Normally, men are clamoring to get to me on their lunch break, their one fling for the day before they return to their normally scheduled lives of families and jobs and contributions to the community. Him?

He’s...just sitting there. Bouncing back and forth on the balls of his feet. Hands in his pockets. Eyes anywhere but on me.

“Um...I’ve been uh...sent to...” He turns around and faces the other wall. The one opposite from where I’m sitting.

I sit there, staring.

“Um...”

He turns around, crying.

“I’m sorry. I’m...I was just sent here by Jude. I’m a lawyer in his firm and he was telling me your story...I didn’t believe him.” He rubs his hands over his face and looks at me from in between his fingers.

“What the hell is going on here?” He whispers. “You’re like...twelve.”

“I’m 17.”

“Oh.”

His voice is small. Defeated.

“So it’s true? You’re a...a prostitute? At 17?”

He sniffs and wipes his eyes on his sleeves.

“What the fuck is going on here? Where are your parents?”

I watch his face for a little while before answering. I guess I could trust him - he seems legitimately concerned. I turn around and make my way towards the bed, grabbing the sheet to wrap my self for his benefit, he’s obviously never seen a woman naked.

“What’s your name?”

“Chad.”

“And Jude sent you?”

“Yeah. He wanted to see how the system worked. He uh...reserved an hour with you under a pseudonym and told me the directions.”

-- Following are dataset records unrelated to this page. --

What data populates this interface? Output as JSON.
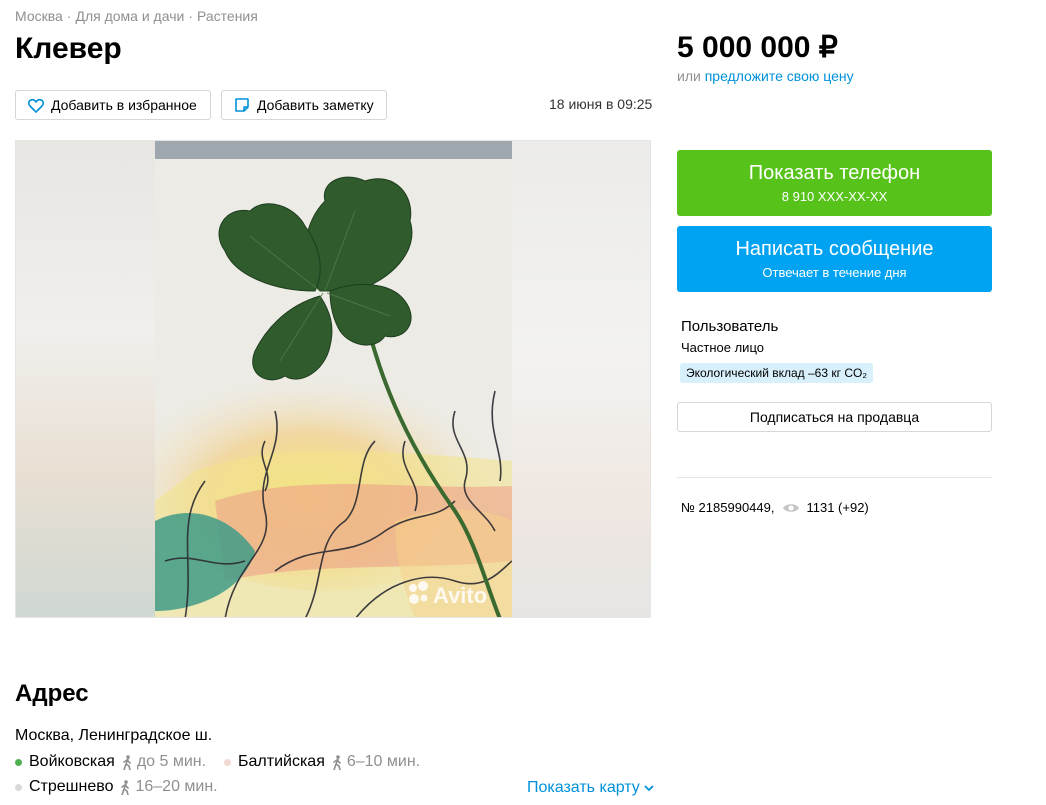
{
  "breadcrumbs": [
    "Москва",
    "Для дома и дачи",
    "Растения"
  ],
  "breadcrumb_separator": "·",
  "title": "Клевер",
  "actions": {
    "favorite_label": "Добавить в избранное",
    "note_label": "Добавить заметку"
  },
  "date": "18 июня в 09:25",
  "gallery": {
    "watermark": "Avito"
  },
  "price": "5 000 000 ₽",
  "offer": {
    "prefix": "или",
    "link": "предложите свою цену"
  },
  "contact": {
    "phone_label": "Показать телефон",
    "phone_masked": "8 910 XXX-XX-XX",
    "message_label": "Написать сообщение",
    "message_sub": "Отвечает в течение дня"
  },
  "seller": {
    "name": "Пользователь",
    "type": "Частное лицо",
    "eco_badge": "Экологический вклад –63 кг CO₂",
    "subscribe_label": "Подписаться на продавца"
  },
  "stats": {
    "ad_number": "№ 2185990449,",
    "views": "1131 (+92)"
  },
  "address": {
    "heading": "Адрес",
    "text": "Москва, Ленинградское ш.",
    "metro": [
      {
        "name": "Войковская",
        "time": "до 5 мин.",
        "color": "#4fb04f"
      },
      {
        "name": "Балтийская",
        "time": "6–10 мин.",
        "color": "#f2d9d3"
      },
      {
        "name": "Стрешнево",
        "time": "16–20 мин.",
        "color": "#d9d9d9"
      }
    ],
    "map_link": "Показать карту"
  },
  "colors": {
    "green": "#57c31a",
    "blue": "#00a3f2",
    "link": "#0091d9"
  }
}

My heart jumps. I finger the gold necklace he gave me that night a couple months ago while eating dinner with him and Emma.
We’ll always be here
he said when he gave it to me.

“I’m not sure how much Jude has told you, but I’m not a prostitute. Well. Not really. My dad is down the street working. He’s who set this up. He’s my pimp. I don’t get any money.”

I look out the window and notice some storm clouds rolling in.

“This whole thing started small - a little ring within the police force to keep them quiet about his abuse and neglect. Then, they started taping. My dad got a website. Downloaded pictures. Worked so well with just me they thought to add more girls. Some my age—some younger. All against their will. Decided I didn’t need school if it meant him making more cash, so he withdrew me last week.”

“How’d he manage that?”

“Told them I would be homeschooling. The administration knew I was hospitalized. My father forged a doctor’s note and told them it was for health reasons. Psychiatric rehabilitation.”

I play with the edge of the sheet and bite my lip. Looking at him, I realize I haven’t even asked some basic questions.

How do I know he’s really with Jude? What if he’s a plant from my dad to see how much
information I’d give up if asked?

My blood runs cold and I grip the sheet tighter.

“He’s trying.”

I look at Chad, my eyes shifting and disconnecting my thoughts for a brief second. I can’t even get out a full question.

“What?”

“Jude. He’s trying. He and Emma both are. People think they’re crazy, you know. I was one of them. I think that’s why he sent me out here instead of coming himself. Well, that and the risk of your father recognizing him.”